Hi, Thanks for the replies.. We’ve run defrag before without any problems – our 100gb disc has hardly any space left and the analysers shows it to be almost solid red (fragmented)…we have bought a new server and moved databases to this in a hope to save some disc space and increase performance on the main server. It was really the chkdsk /F thing that was the problem because obviously we couldn’t run that (from what we could see) without taking the entire server offline for a period of time, and as we work in the Health Service, we are not always able to just drop our applications/services like that. Part of our fragmentation could be because of our backups/log files which surely would be an issue for you all also? If you have these writing to the same disc (I know, I know…) and then they are automatically removed after say 3 days, this will most certainly lead to fragmentation.

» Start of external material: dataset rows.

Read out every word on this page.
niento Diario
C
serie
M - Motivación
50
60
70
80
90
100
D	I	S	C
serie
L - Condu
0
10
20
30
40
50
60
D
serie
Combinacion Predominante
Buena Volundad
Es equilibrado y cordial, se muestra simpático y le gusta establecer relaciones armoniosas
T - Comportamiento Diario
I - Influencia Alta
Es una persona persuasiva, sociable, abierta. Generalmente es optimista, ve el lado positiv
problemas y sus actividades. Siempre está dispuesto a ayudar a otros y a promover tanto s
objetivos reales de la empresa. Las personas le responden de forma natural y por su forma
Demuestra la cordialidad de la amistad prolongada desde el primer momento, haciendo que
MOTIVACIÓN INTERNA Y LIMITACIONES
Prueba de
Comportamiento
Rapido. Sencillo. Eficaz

Log files can also be set to a fixed size. For backup if you put them on a seperate drive that you don’t have SQL Data or Log files on you can run chkdsk /F etc on it.
We defrag all our databases on our clustered servers using Diskkeeper 8.0, and have never had any problems. Before doing so, many of our databases were very fragmented. —————————–
Brad M. McGehee, MVP
I use DiskKeeper 8.0 at home – its the mutts nutts, I have pursuaded the purchase of this at work also which is good – but again this is only covering the defrags and not the chkdsk’s etc.. Anyone know if a chkdsk *is* still required on a raid array? How does it work? Does it just see the disks as one disk like windows reports? Same with the defrag really…If I fire off a defrag on a raided disc array, and there’s say 10 physical discs in that array, does it do all of them?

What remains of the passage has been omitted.